Medical Device Daily Contributing Writer And MDDs

NORWICH, UK – Recent efforts to optimize metabolomics technology is beginning to bear fruit in the discovery of novel biomarkers for disease. In general, the concentrations of metabolites are amplified relative to the proteins that prompted their formation, making them potentially more sensitive, both in diagnostics and as drug targets, than protein biomarkers.

“Metabolites are downstream from the protein, so you must have an amplification in concentration,” Douglas Kell, director of the Manchester Centre for Integrative Systems Biology , said here at the British Association Science Festival last week. “Furthermore, you don't need to know the gene sequence, there are fewer metabolites than proteins, and they are generic, so once you can measure a metabolite, it is the same in every organism – which is not the case for proteins.”

It has been estimated that there are about 3,000 metabolites in the human metabolome. The issue is that there is a wide concentration range and it is very difficult to detect metabolites that occur at low concentrations.

Kell's group has developed an automated “robot scientist” that couples gas chromatography separation to mass spectrometry detection, and has optimized and refined the equipment to the point where it can discriminate 1,800 true metabolites.

Using the robot, blood samples from healthy and affected individuals have been analyzed to systematically uncover subsets of metabolites that are markers of particular diseases. For example, examining samples from women affected by pre-eclampsia in pregnancy and those who were not led to the discovery of three metabolites that distinguish sufferers.

“None of the [three metabolites] was visible [with our equipment] when we started; it is only as we improved the process that they were detected,” Kell said.

Currently, pregnant women are sifted out as being at risk of pre-eclampsia by measuring blood pressure. “But this is more than a surrogate for blood pressure: You can look in the affected cohort only and follow the development of the disease,” Kell said. More recently his group has found further metabolites linked to pre-eclampsia, making the biomarkers potentially even more sensitive.

Kell has discovered metabolites for Huntington's disease and for a number of cardiovascular diseases, also. “Many of these offer the possibility of novel interventions and of prognostic detection of diseases in their earliest stages, before they become life threatening,” Kell said.

Avitar tests to be used in DRUID Project

Avitar (Canton, Massachusetts), developer of a rapid, on-site, oral fluid-based screening test for drugs-of-abuse, reported that it has been selected to participate in the European Driving Under the Influence of Drugs (DRUID) Project.

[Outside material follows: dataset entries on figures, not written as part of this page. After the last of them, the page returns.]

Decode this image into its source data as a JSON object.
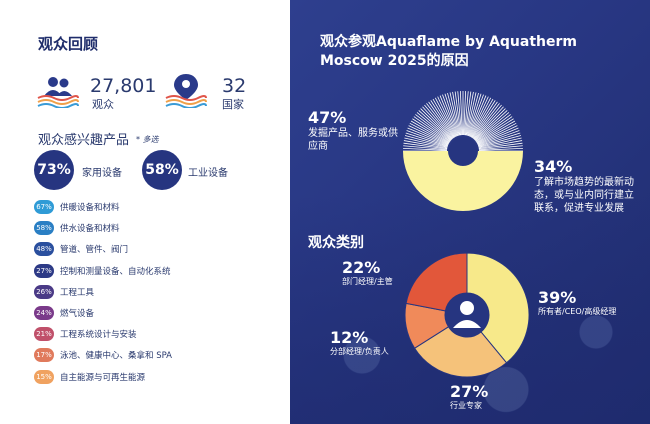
{
  "left": {
    "title": "观众回顾",
    "visitors": {
      "value": "27,801",
      "label": "观众",
      "icon": "people-icon"
    },
    "countries": {
      "value": "32",
      "label": "国家",
      "icon": "location-pin-icon"
    },
    "interest_title": "观众感兴趣产品",
    "interest_note": "* 多选",
    "top_interests": [
      {
        "pct": "73%",
        "label": "家用设备"
      },
      {
        "pct": "58%",
        "label": "工业设备"
      }
    ],
    "products": [
      {
        "pct": "67%",
        "label": "供暖设备和材料",
        "color": "#2f9bd6"
      },
      {
        "pct": "58%",
        "label": "供水设备和材料",
        "color": "#2a7fc4"
      },
      {
        "pct": "48%",
        "label": "管道、管件、阀门",
        "color": "#2a4f9e"
      },
      {
        "pct": "27%",
        "label": "控制和测量设备、自动化系统",
        "color": "#2d3a86"
      },
      {
        "pct": "26%",
        "label": "工程工具",
        "color": "#4a3a86"
      },
      {
        "pct": "24%",
        "label": "燃气设备",
        "color": "#7a3a8a"
      },
      {
        "pct": "21%",
        "label": "工程系统设计与安装",
        "color": "#c0506a"
      },
      {
        "pct": "17%",
        "label": "泳池、健康中心、桑拿和 SPA",
        "color": "#e07a5c"
      },
      {
        "pct": "15%",
        "label": "自主能源与可再生能源",
        "color": "#f0a260"
      }
    ]
  },
  "right": {
    "title_line1": "观众参观Aquaflame by Aquatherm",
    "title_line2": "Moscow 2025的原因",
    "reasons": [
      {
        "pct": "47%",
        "label": "发掘产品、服务或供应商"
      },
      {
        "pct": "34%",
        "label": "了解市场趋势的最新动态，或与业内同行建立联系，促进专业发展"
      }
    ],
    "categories_title": "观众类别",
    "categories": [
      {
        "pct": "39%",
        "label": "所有者/CEO/高级经理",
        "color": "#f7e98a"
      },
      {
        "pct": "27%",
        "label": "行业专家",
        "color": "#f5c27a"
      },
      {
        "pct": "12%",
        "label": "分部经理/负责人",
        "color": "#f08a5a"
      },
      {
        "pct": "22%",
        "label": "部门经理/主管",
        "color": "#e2573a"
      }
    ],
    "colors": {
      "reason_fill": "#faf3a0",
      "navy": "#263580"
    }
  }
}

Under the DRUID project, oral fluid screening devices will be tested under operational police conditions by police forces in Germany, Spain, Italy, Belgium, Denmark, and Finland.

“Avitar is pleased to be asked to participate in this important project, which is being conducted under the direction of the European Traffic Police Organization (TISPOL),” said Pete Phildius, Avitar's CEO and chairman. “As with workplace random drug testing in the United States, point-of-care [POC] oral fluid-based technology is being recognized as a key element in addressing the growing international drugged driving problem.”

Avitar said that non-invasive POC technology, specifically oral fluid-based devices, in combination with applications such as road-side drug testing, is anticipated to be the catalyst for growth. It cited research from Frost & Sullivan saying that by 2009, 33% of all drugs of abuse tests (will be performed on the POC format.

Varian donates radiography equipment

A radiography skills center recently opened in London, backed by equipment donated by Varian Medical Systems (Palo Alto, California), a developer of radiotherapy systems for the treatment of cancer. The Saad Centre for Radiography Clinical Skills Education will provide a boost in training future radiotherapy radiographers.

Varian donated 10 Eclipse treatment planning systems (TPS) which enable oncologists to plan advanced treatments using the latest radiotherapy techniques such as image-guided radiotherapy (IGRT) and intensity modulated radiotherapy (IMRT).

The new facility, the first in the south of England, has been made possible by investments from London's City University , the Saad Group from Saudi Arabia and Varian.

Michael Sandhu, Varian's European director of public/private partnerships, said, “This new center will be a major resource in training radiotherapy radiographers of the future and we are proud to support such a vital and worthwhile project. More trained radiographers mean more staff to run the additional treatment machines acquired in the UK in recent years, and this will greatly benefit the country's cancer patients in the future.”